Par Morgan Couturier

Cet été, la maison Cellerier a soigné son restaurant des halles, entièrement mis à nu puis rénové dans une atmosphère plus maritime. Agrandi, il fait la part belle aux nouveautés, y compris en cuisine.

« A un moment, il faut rénover », dixit Nataly Joubert. Alors le souffle d’une nouvelle ère s’est emparé du restaurant Cellerier, comme il avait enveloppé l’an passé les boutiques voisines (Fromagerie, charcuterie, traiteur). Le neuf a souvent du bon et de quelle manière, à en juger le relooking apporté à ce complexe des Halles Paul Bocuse, aux lignes redéfinies et élargies cet été, en à peine six semaines.
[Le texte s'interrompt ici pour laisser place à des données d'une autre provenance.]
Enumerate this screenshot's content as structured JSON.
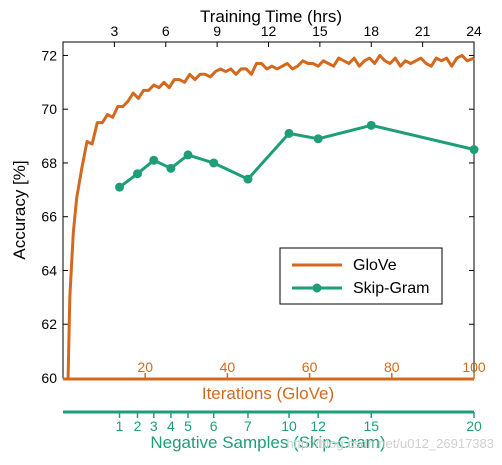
{
  "colors": {
    "glove": "#d4691e",
    "skipgram": "#1e9e78",
    "axis": "#000000",
    "watermark": "#cfcfcf"
  },
  "watermark": "http://blog.csdn.net/u012_26917383",
  "chart_data": {
    "type": "line",
    "ylabel": "Accuracy [%]",
    "ylim": [
      60,
      72.5
    ],
    "yticks": [
      60,
      62,
      64,
      66,
      68,
      70,
      72
    ],
    "grid": false,
    "legend_position": "center-right",
    "top_axis": {
      "label": "Training Time (hrs)",
      "range": [
        0,
        24
      ],
      "ticks": [
        3,
        6,
        9,
        12,
        15,
        18,
        21,
        24
      ]
    },
    "glove_axis": {
      "label": "Iterations (GloVe)",
      "range": [
        0,
        100
      ],
      "ticks": [
        20,
        40,
        60,
        80,
        100
      ]
    },
    "skipgram_axis": {
      "label": "Negative Samples (Skip-Gram)",
      "ticks": [
        1,
        2,
        3,
        4,
        5,
        6,
        7,
        10,
        12,
        15,
        20
      ],
      "tick_hours": [
        3.3,
        4.35,
        5.3,
        6.3,
        7.3,
        8.8,
        10.8,
        13.2,
        14.9,
        18.0,
        24.0
      ]
    },
    "series": [
      {
        "name": "GloVe",
        "x_hours": [
          0.3,
          0.4,
          0.6,
          0.8,
          1.1,
          1.4,
          1.7,
          2.0,
          2.3,
          2.6,
          2.9,
          3.2,
          3.5,
          3.8,
          4.1,
          4.4,
          4.7,
          5.0,
          5.3,
          5.6,
          5.9,
          6.2,
          6.5,
          6.8,
          7.1,
          7.4,
          7.7,
          8.0,
          8.3,
          8.6,
          8.9,
          9.2,
          9.5,
          9.8,
          10.1,
          10.4,
          10.7,
          11.0,
          11.3,
          11.6,
          11.9,
          12.2,
          12.5,
          12.8,
          13.1,
          13.4,
          13.7,
          14.0,
          14.3,
          14.6,
          14.9,
          15.2,
          15.5,
          15.8,
          16.1,
          16.4,
          16.7,
          17.0,
          17.3,
          17.6,
          17.9,
          18.2,
          18.5,
          18.8,
          19.1,
          19.4,
          19.7,
          20.0,
          20.3,
          20.6,
          20.9,
          21.2,
          21.5,
          21.8,
          22.1,
          22.4,
          22.7,
          23.0,
          23.3,
          23.6,
          24.0
        ],
        "y": [
          60.0,
          63.0,
          65.4,
          66.7,
          67.8,
          68.8,
          68.7,
          69.5,
          69.5,
          69.8,
          69.7,
          70.1,
          70.1,
          70.3,
          70.6,
          70.4,
          70.7,
          70.7,
          70.9,
          70.8,
          71.0,
          70.8,
          71.1,
          71.1,
          71.0,
          71.3,
          71.1,
          71.3,
          71.3,
          71.2,
          71.4,
          71.5,
          71.4,
          71.5,
          71.3,
          71.5,
          71.5,
          71.3,
          71.7,
          71.7,
          71.5,
          71.6,
          71.5,
          71.6,
          71.7,
          71.5,
          71.6,
          71.8,
          71.7,
          71.7,
          71.6,
          71.8,
          71.7,
          71.6,
          71.9,
          71.8,
          71.7,
          71.9,
          71.6,
          71.8,
          71.9,
          71.7,
          72.0,
          71.8,
          71.7,
          71.9,
          71.6,
          71.8,
          71.7,
          71.8,
          71.9,
          71.7,
          71.6,
          71.9,
          71.8,
          71.9,
          71.6,
          71.9,
          72.0,
          71.8,
          71.9
        ]
      },
      {
        "name": "Skip-Gram",
        "x_samples": [
          1,
          2,
          3,
          4,
          5,
          6,
          7,
          10,
          12,
          15,
          20
        ],
        "y": [
          67.1,
          67.6,
          68.1,
          67.8,
          68.3,
          68.0,
          67.4,
          69.1,
          68.9,
          69.4,
          68.5
        ]
      }
    ]
  }
}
L’étage, très peu exploité jusqu’à alors, a ainsi donné naissance à une mezzanine à part entière où cohabitent seize couverts, dans une « ambiance comme au Cap Ferret », avec de subtiles allusions aux codes nautiques. La Maison Cellerier, bien aidée par les inspirations architecturales de Julie et David Fleury, a donc hissé la grande voile, le cap soigneusement orienté vers la nouveauté.
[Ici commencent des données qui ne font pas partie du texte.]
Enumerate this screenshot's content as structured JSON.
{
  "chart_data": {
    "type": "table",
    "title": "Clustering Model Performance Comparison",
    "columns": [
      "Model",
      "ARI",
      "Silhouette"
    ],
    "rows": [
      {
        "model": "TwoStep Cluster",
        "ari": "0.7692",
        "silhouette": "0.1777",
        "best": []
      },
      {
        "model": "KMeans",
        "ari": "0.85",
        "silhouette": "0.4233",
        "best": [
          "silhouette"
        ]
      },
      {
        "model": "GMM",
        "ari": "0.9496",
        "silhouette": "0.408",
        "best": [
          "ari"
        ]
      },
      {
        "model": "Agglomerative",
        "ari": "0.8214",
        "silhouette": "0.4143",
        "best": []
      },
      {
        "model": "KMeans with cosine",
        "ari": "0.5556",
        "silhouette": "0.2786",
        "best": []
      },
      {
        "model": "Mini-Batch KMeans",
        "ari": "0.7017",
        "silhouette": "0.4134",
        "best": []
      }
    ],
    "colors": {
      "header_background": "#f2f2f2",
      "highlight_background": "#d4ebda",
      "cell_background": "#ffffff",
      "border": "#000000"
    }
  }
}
75 places dont une mezzanine de seize couverts

D’une capacité de 75 couverts, le restaurant a mué du sol au plafond, et ce, jusqu’en cuisine, où les produits s’exposent désormais sur des bancs en linox ou sur un comptoir revisité, tout en étain, avec le logo de la maison soigneusement gravé sur celui-ci. « Nous voulons donner un outil de travail plus agréable », poursuit la responsable presse.

D’autant que Cellerier entend poursuivre sa montée en gamme, avec l’intronisation d’un nouveau chef, débauché de Bretagne, et d’un nouvel axe de travail, orienté vers le poisson. « Le client peut choisir directement dans la banque, le produit qu’il souhaite consommer », assure de son côté le maitre des lieux, Pierre-Guy Cellerier, lequel n’a pas hésité à débourser 500 000€ pour rajeunir l’établissement familial. Chose faite, place aux dégustations.